Employees in organizations that practice institutional disrespect find little evidence of true partnering, consideration and trust.

“Employee engagement depends upon the extent to which individuals respect their organization and its leadership, and feel respected.”  Dr. Paul Marciano

 

2 replies on “Is Your Organization Contributing to Employee Disengagement with Institutional Disrespect?”

Zane, thanks for sharing your thoughts based on your experience with start-ups and older organizations. I appreciate your optimism; it’s what keeps us and our colleagues going – to help prevent or minimize institutional disrespect and dysfunction and, as you so aptly say, “to succeed and grow without losing our health.”

Sybil,

Love this post.

I’ve been thinking about it for a few days … mulling over how all the excitement and buzz and openness and passion of a startup deteriorates over time into a culture as you describe in that first paragraph.

It’s so common, the exception gets bandied about Inc. and Fast Company and Twitter … look it’s possible!

The topic and your question and employees, all deserve a more thorough reply. But time and tide …

Here’s the synopsis. Organizational Culture, Institutional Disrespect … it starts and ends with the self-respect each person carries. By self-respect I mean integrity, openness, honesty, accountability, humility.

The challenge for the individual is the challenge for the organization. How do we succeed and grow without losing our health – mental, physical, emotional, spiritual. All the things that form our core values, our self.

There’s the cliche’ kicked around about children and how quick they learn and well they communicate and share. Then the adults get in the way, too often.

Businesses are the same, with startups like children who know no limits, know only passion and energy and possibility and room for all with plenty of places to contribute talents and strengths.

Then … what.
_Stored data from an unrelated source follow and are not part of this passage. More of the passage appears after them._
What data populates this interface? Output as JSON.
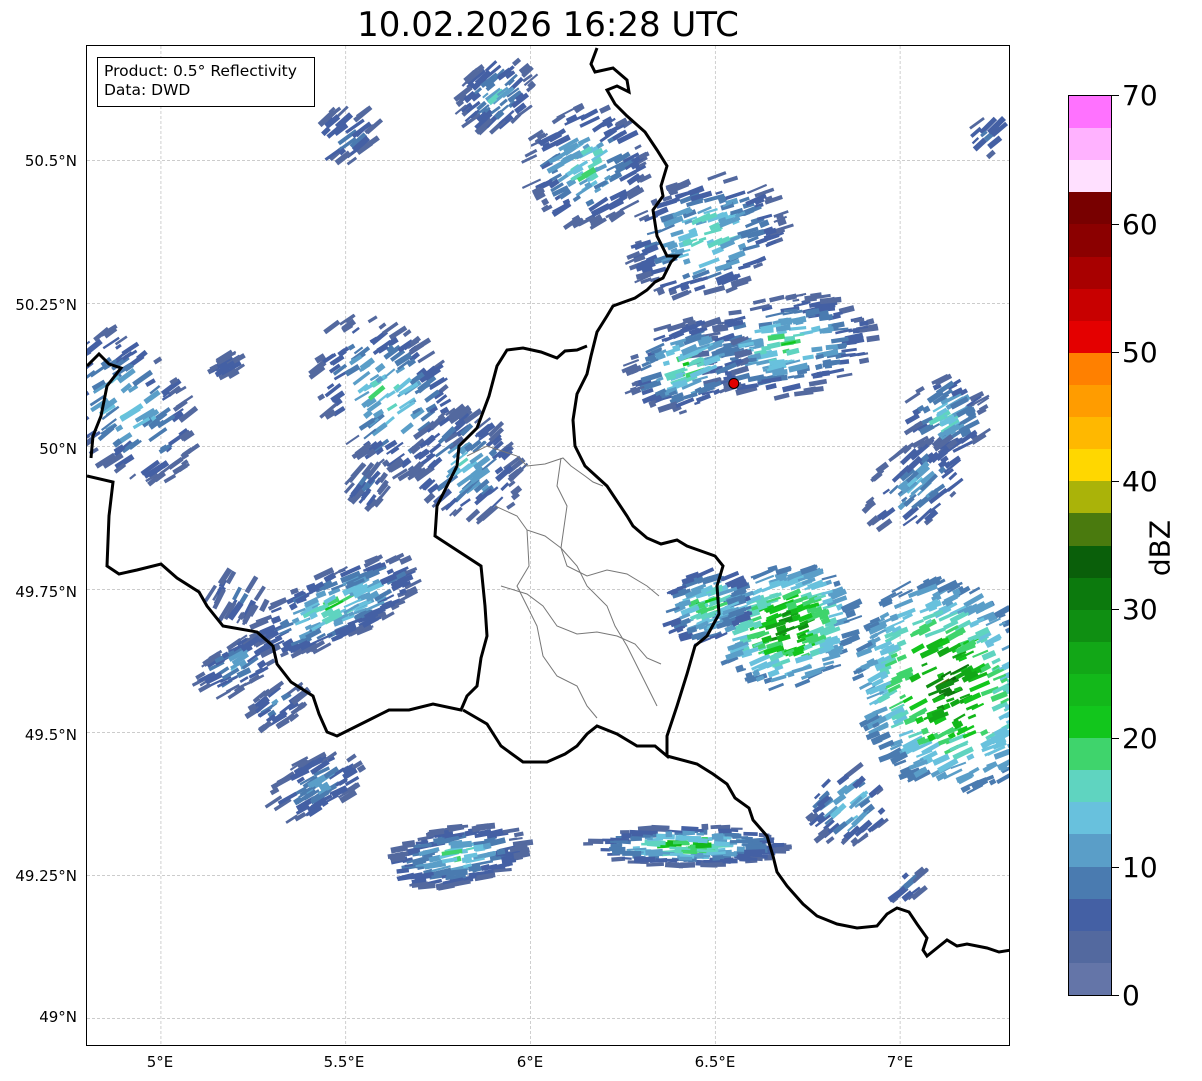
{
  "title": "10.02.2026 16:28 UTC",
  "info": {
    "product": "Product: 0.5° Reflectivity",
    "data": "Data: DWD"
  },
  "lat_labels": [
    "50.5°N",
    "50.25°N",
    "50°N",
    "49.75°N",
    "49.5°N",
    "49.25°N",
    "49°N"
  ],
  "lon_labels": [
    "5°E",
    "5.5°E",
    "6°E",
    "6.5°E",
    "7°E"
  ],
  "colorbar": {
    "label": "dBZ",
    "ticks": [
      "0",
      "10",
      "20",
      "30",
      "40",
      "50",
      "60",
      "70"
    ],
    "range": [
      0,
      70
    ],
    "step": 2.5,
    "colors": [
      "#6475a8",
      "#53699f",
      "#4460a4",
      "#4a7bb0",
      "#5a9ec8",
      "#68c1dd",
      "#5fd4c0",
      "#3fd46c",
      "#12c61c",
      "#13b81a",
      "#12a717",
      "#0f8f12",
      "#0c7a0d",
      "#0a5f0a",
      "#4a7a0e",
      "#aab309",
      "#ffd700",
      "#ffb800",
      "#ff9c00",
      "#ff8000",
      "#e40000",
      "#c80000",
      "#a80000",
      "#8b0000",
      "#780000",
      "#ffe0ff",
      "#ffb2ff",
      "#ff72ff",
      "#ee36ee"
    ]
  },
  "extent": {
    "lon": [
      4.8,
      7.3
    ],
    "lat": [
      48.95,
      50.7
    ]
  },
  "radar_site": {
    "lon": 6.55,
    "lat": 50.11,
    "color": "#e00000"
  }
}
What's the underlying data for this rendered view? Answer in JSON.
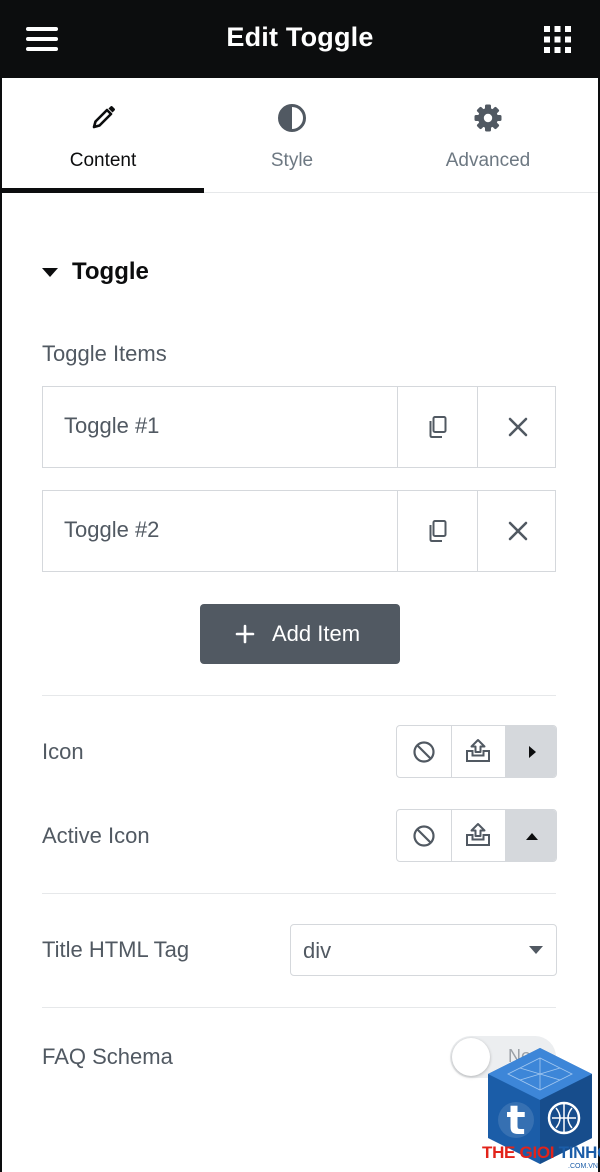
{
  "header": {
    "title": "Edit Toggle",
    "menu_icon": "hamburger-menu-icon",
    "apps_icon": "grid-apps-icon"
  },
  "tabs": [
    {
      "label": "Content",
      "icon": "pencil-icon",
      "active": true
    },
    {
      "label": "Style",
      "icon": "half-circle-icon",
      "active": false
    },
    {
      "label": "Advanced",
      "icon": "gear-icon",
      "active": false
    }
  ],
  "section": {
    "title": "Toggle",
    "expanded": true
  },
  "toggle_items": {
    "label": "Toggle Items",
    "items": [
      {
        "title": "Toggle #1"
      },
      {
        "title": "Toggle #2"
      }
    ],
    "add_label": "Add Item"
  },
  "icon_control": {
    "label": "Icon",
    "options": [
      "none-icon",
      "upload-icon",
      "caret-right-icon"
    ]
  },
  "active_icon_control": {
    "label": "Active Icon",
    "options": [
      "none-icon",
      "upload-icon",
      "caret-up-icon"
    ]
  },
  "title_tag": {
    "label": "Title HTML Tag",
    "value": "div"
  },
  "faq_schema": {
    "label": "FAQ Schema",
    "state_text": "No",
    "enabled": false
  },
  "watermark": {
    "brand_part1": "THE GIOI ",
    "brand_part2": "TINHOC",
    "domain": ".COM.VN",
    "logo_letter": "t"
  },
  "colors": {
    "header_bg": "#0c0d0e",
    "text": "#515962",
    "button_bg": "#515962",
    "border": "#d5d8dc",
    "active_option_bg": "#d5d8dc"
  }
}
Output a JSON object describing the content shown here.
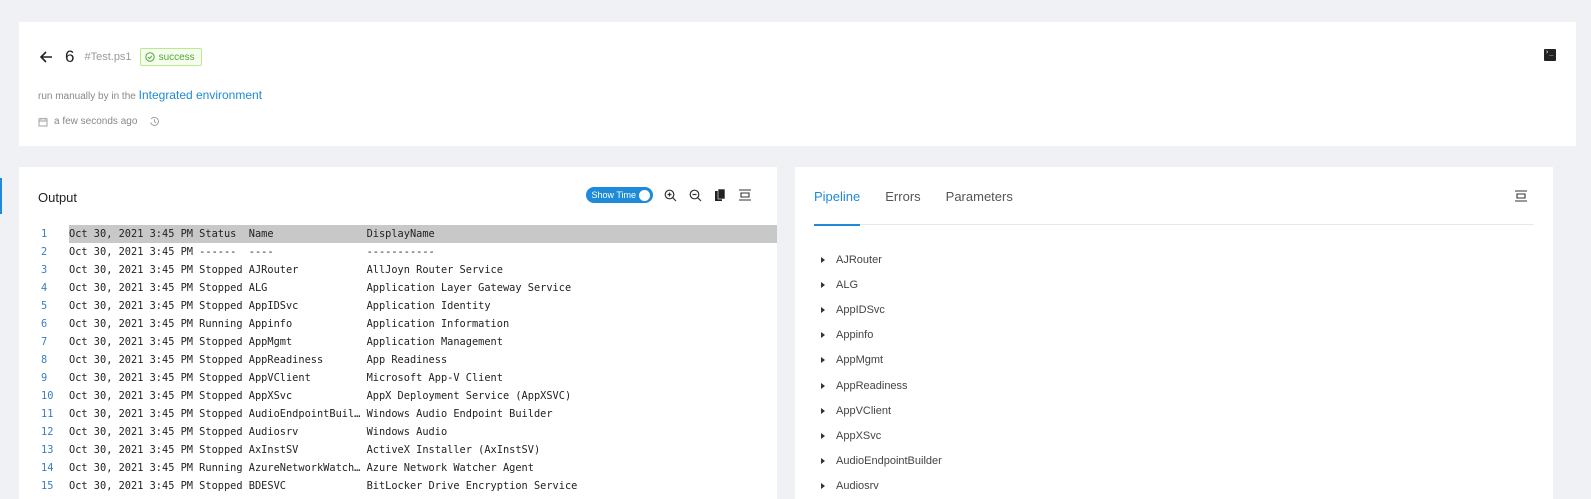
{
  "header": {
    "run_number": "6",
    "script_tag": "#Test.ps1",
    "status": "success",
    "meta_prefix": "run manually by in the",
    "environment_link": "Integrated environment",
    "time_ago": "a few seconds ago"
  },
  "output": {
    "title": "Output",
    "show_time_label": "Show Time",
    "lines": [
      {
        "n": "1",
        "text": "Oct 30, 2021 3:45 PM Status  Name               DisplayName"
      },
      {
        "n": "2",
        "text": "Oct 30, 2021 3:45 PM ------  ----               -----------"
      },
      {
        "n": "3",
        "text": "Oct 30, 2021 3:45 PM Stopped AJRouter           AllJoyn Router Service"
      },
      {
        "n": "4",
        "text": "Oct 30, 2021 3:45 PM Stopped ALG                Application Layer Gateway Service"
      },
      {
        "n": "5",
        "text": "Oct 30, 2021 3:45 PM Stopped AppIDSvc           Application Identity"
      },
      {
        "n": "6",
        "text": "Oct 30, 2021 3:45 PM Running Appinfo            Application Information"
      },
      {
        "n": "7",
        "text": "Oct 30, 2021 3:45 PM Stopped AppMgmt            Application Management"
      },
      {
        "n": "8",
        "text": "Oct 30, 2021 3:45 PM Stopped AppReadiness       App Readiness"
      },
      {
        "n": "9",
        "text": "Oct 30, 2021 3:45 PM Stopped AppVClient         Microsoft App-V Client"
      },
      {
        "n": "10",
        "text": "Oct 30, 2021 3:45 PM Stopped AppXSvc            AppX Deployment Service (AppXSVC)"
      },
      {
        "n": "11",
        "text": "Oct 30, 2021 3:45 PM Stopped AudioEndpointBuil… Windows Audio Endpoint Builder"
      },
      {
        "n": "12",
        "text": "Oct 30, 2021 3:45 PM Stopped Audiosrv           Windows Audio"
      },
      {
        "n": "13",
        "text": "Oct 30, 2021 3:45 PM Stopped AxInstSV           ActiveX Installer (AxInstSV)"
      },
      {
        "n": "14",
        "text": "Oct 30, 2021 3:45 PM Running AzureNetworkWatch… Azure Network Watcher Agent"
      },
      {
        "n": "15",
        "text": "Oct 30, 2021 3:45 PM Stopped BDESVC             BitLocker Drive Encryption Service"
      }
    ]
  },
  "pipeline": {
    "tabs": [
      "Pipeline",
      "Errors",
      "Parameters"
    ],
    "active_tab": "Pipeline",
    "items": [
      "AJRouter",
      "ALG",
      "AppIDSvc",
      "Appinfo",
      "AppMgmt",
      "AppReadiness",
      "AppVClient",
      "AppXSvc",
      "AudioEndpointBuilder",
      "Audiosrv"
    ]
  },
  "colors": {
    "accent": "#1f8ad8",
    "success": "#52a43a",
    "highlight_row": "#c8c8c8"
  },
  "icons": [
    "arrow-left-icon",
    "check-circle-icon",
    "calendar-icon",
    "history-icon",
    "terminal-icon",
    "zoom-in-icon",
    "zoom-out-icon",
    "copy-icon",
    "wrap-icon"
  ]
}
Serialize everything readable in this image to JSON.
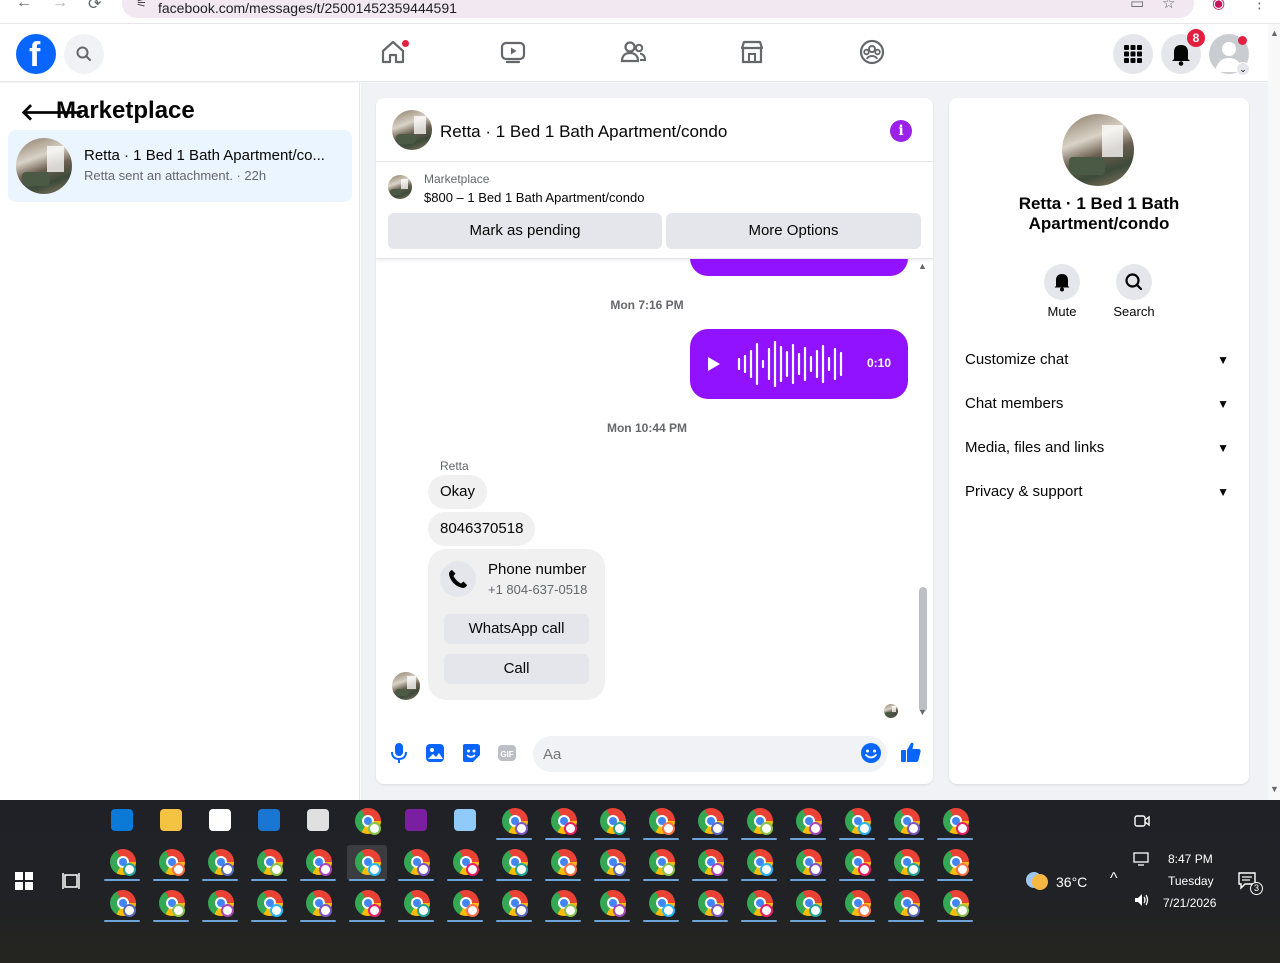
{
  "browser": {
    "url": "facebook.com/messages/t/25001452359444591"
  },
  "topnav": {
    "notification_count": "8"
  },
  "sidebar": {
    "title": "Marketplace",
    "thread": {
      "name": "Retta · 1 Bed 1 Bath Apartment/co...",
      "preview": "Retta sent an attachment. · 22h"
    }
  },
  "chat": {
    "title": "Retta · 1 Bed 1 Bath Apartment/condo",
    "marketplace_label": "Marketplace",
    "listing": "$800 – 1 Bed 1 Bath Apartment/condo",
    "mark_pending": "Mark as pending",
    "more_options": "More Options",
    "messages": {
      "ts1": "Mon 7:16 PM",
      "voice_duration": "0:10",
      "ts2": "Mon 10:44 PM",
      "sender": "Retta",
      "msg1": "Okay",
      "msg2": "8046370518",
      "phone_card": {
        "title": "Phone number",
        "number": "+1 804-637-0518",
        "whatsapp": "WhatsApp call",
        "call": "Call"
      }
    },
    "composer_placeholder": "Aa"
  },
  "rightpanel": {
    "title": "Retta · 1 Bed 1 Bath Apartment/condo",
    "mute": "Mute",
    "search": "Search",
    "sections": [
      "Customize chat",
      "Chat members",
      "Media, files and links",
      "Privacy & support"
    ]
  },
  "taskbar": {
    "weather": "36°C",
    "time": "8:47 PM",
    "day": "Tuesday",
    "date": "7/21/2026",
    "action_center_count": "3"
  }
}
Virtues are pushed aside for vanities. Fatigue sets in, there’s no energy to listen or change or be accountable. Rules are set to offset that loss. People are hired to enforce the rules. Then the conversations shift towards the rule-makers … then you have them making their own rules. Silos are built, cults of personalities arise. And you have that culture you describe.

Entropy sets in as sources of energy and growth are stifled. It happens to people, it’s called gettin’ old. It happens to institutions – See Congress.

Riffing wide-open here, the added stress of our all-work, always-on, culture with no time to rest, rejuvenate or even eat a decent meal only hastens the pace of this decline. The pace of change, the stress on businesses only encourages … dysfunction.

The slippery slope of the first compromises, quick fixes, yeah let’s do this this one time … two times … It’s the same in our personal lives.

Again, the challenge isn’t to succeed, the challenge is to succeed and grow without losing our health – mental, physical, emotional, spiritual. All the things that form our core values, our self. How we do that is the source of your great posts with your insights and solutions and all that we tweet and discuss and rant and rave about. We keep doing that … we keep spreading the message, one conversation at a time. It’s like passing the flame from one candle to another to light a dark house. We’ll get there.